携帯を見つめて青ざめていると、先生が立ち上がり、出口へと歩きながら僕に言った。

「……なんとかしろよ。」

ぽん、と肩に手を置いて。

「……はい。」

通話に出る。

すると、スピーカーにしてるかのような大きな声が聞こえてきた。

『朔羅!今どこにいるの?!』

耳が壊れそうな爆音に、慌てて携帯を耳から離す。

うー、キーンてする……。

「……すいません。
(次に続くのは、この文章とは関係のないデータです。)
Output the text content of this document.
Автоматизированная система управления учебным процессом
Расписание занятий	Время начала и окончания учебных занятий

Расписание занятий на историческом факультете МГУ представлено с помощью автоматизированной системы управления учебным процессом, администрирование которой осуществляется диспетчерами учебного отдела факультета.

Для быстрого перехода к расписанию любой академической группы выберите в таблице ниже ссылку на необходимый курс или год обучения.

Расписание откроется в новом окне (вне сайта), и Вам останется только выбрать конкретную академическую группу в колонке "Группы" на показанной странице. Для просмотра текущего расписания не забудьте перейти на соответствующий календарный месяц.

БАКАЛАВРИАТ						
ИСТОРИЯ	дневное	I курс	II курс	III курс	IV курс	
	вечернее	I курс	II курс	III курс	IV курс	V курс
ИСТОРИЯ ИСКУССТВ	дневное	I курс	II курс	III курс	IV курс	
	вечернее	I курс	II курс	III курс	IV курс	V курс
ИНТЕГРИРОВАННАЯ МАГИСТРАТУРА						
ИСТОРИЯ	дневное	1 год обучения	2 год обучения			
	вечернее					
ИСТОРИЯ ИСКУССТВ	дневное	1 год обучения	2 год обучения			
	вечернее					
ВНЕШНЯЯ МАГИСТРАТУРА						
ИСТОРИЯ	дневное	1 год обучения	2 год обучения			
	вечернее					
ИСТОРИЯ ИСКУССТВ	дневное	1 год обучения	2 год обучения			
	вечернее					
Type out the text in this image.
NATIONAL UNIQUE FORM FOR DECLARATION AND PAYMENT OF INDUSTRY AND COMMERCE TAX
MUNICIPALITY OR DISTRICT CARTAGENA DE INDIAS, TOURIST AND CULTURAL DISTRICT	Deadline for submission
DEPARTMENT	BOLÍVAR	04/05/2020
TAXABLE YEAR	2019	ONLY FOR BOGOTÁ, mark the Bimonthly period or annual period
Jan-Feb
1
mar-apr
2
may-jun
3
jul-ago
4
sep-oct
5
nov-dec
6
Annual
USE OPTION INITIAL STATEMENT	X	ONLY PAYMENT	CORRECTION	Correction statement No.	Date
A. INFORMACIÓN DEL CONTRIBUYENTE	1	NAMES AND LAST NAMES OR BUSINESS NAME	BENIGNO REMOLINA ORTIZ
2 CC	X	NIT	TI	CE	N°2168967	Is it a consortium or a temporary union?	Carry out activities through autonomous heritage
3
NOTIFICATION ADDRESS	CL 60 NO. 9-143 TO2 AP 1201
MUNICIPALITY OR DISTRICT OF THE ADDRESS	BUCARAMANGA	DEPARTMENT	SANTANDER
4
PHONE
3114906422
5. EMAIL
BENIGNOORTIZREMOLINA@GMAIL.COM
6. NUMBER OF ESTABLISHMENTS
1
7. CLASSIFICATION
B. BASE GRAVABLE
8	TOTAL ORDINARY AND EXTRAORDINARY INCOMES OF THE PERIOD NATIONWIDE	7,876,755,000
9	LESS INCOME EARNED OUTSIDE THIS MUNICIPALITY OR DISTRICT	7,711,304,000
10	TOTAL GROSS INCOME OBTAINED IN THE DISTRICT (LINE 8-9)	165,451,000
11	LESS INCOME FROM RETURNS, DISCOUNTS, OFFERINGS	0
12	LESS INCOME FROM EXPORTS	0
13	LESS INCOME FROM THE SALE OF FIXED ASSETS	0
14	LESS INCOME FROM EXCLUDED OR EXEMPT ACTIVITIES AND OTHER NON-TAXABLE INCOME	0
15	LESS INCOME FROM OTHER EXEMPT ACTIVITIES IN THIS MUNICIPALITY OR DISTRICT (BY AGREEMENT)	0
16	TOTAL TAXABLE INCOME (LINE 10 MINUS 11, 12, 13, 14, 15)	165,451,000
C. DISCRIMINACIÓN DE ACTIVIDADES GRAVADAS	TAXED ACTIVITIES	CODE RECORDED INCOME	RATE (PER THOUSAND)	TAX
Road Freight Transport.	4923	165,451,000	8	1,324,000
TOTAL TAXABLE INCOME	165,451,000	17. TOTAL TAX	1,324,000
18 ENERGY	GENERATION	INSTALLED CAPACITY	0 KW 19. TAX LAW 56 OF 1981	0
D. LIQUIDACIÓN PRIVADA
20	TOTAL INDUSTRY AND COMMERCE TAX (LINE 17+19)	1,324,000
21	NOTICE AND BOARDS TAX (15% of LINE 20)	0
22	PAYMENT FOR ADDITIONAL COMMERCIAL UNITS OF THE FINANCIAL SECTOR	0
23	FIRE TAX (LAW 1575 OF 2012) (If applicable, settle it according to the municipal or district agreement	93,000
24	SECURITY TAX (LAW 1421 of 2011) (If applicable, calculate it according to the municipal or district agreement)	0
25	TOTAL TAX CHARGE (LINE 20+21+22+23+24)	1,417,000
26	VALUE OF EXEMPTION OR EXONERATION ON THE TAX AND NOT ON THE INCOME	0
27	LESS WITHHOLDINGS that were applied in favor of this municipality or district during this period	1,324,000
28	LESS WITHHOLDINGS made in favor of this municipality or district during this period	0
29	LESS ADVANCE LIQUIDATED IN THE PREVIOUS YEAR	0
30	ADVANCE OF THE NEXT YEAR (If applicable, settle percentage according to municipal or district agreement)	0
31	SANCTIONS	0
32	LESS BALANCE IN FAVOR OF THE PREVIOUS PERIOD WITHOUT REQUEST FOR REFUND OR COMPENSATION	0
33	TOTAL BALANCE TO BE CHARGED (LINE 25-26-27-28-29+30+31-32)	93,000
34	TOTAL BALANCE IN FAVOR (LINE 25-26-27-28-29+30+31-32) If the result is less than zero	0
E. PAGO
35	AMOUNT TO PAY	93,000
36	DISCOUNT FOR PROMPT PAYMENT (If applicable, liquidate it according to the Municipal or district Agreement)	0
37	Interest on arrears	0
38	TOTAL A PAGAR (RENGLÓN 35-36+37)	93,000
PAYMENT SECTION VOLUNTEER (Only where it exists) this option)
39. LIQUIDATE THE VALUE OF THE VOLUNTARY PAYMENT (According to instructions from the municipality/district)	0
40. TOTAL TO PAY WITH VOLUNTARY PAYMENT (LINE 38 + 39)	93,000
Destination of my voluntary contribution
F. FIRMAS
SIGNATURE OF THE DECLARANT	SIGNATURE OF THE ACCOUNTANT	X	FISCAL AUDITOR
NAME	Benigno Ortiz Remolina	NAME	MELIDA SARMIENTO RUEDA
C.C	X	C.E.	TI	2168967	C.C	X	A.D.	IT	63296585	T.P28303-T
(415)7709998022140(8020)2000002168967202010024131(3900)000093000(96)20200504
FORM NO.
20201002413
学校です。」

耳に当てることなく、マイクに向かって言った。

『へ?学校?』

さっきよりはだいぶ声量が下がった。

これならもう大丈夫かな?

耳に当てて、通話を続ける。

「はい、学校です。すいません。伝えるの、忘れてましたね。」

本当はわざと言わなかったんだけどね。

会ったとき、正気でいられるか分からないから。

咲良さんは僕の言葉に安心したように息をついて、普通の声量で話し出した。

『よかった……時間になっても来ないし、連絡はないし。おまけに電話かけても、ずっと反応ないし……。』

はぁ〜、また、心配かけた……。

ほんとやだ。

いい加減、全部話せよ。

「すいません……。」

カバンから短刀を取り出し、ポケットに忍ばせる。

なにがあっても、咲良さんの前では使わない。

でも、すぐに出せるようにはしておく。

『ううん。とりあえず元気ならよかった。それじゃ、私も今から向かうね。またあとで。』

「はい。」

そうして電話を切る。

短刀とは反対のポケットに携帯を入れて、荷物をまとめて教室に向かった。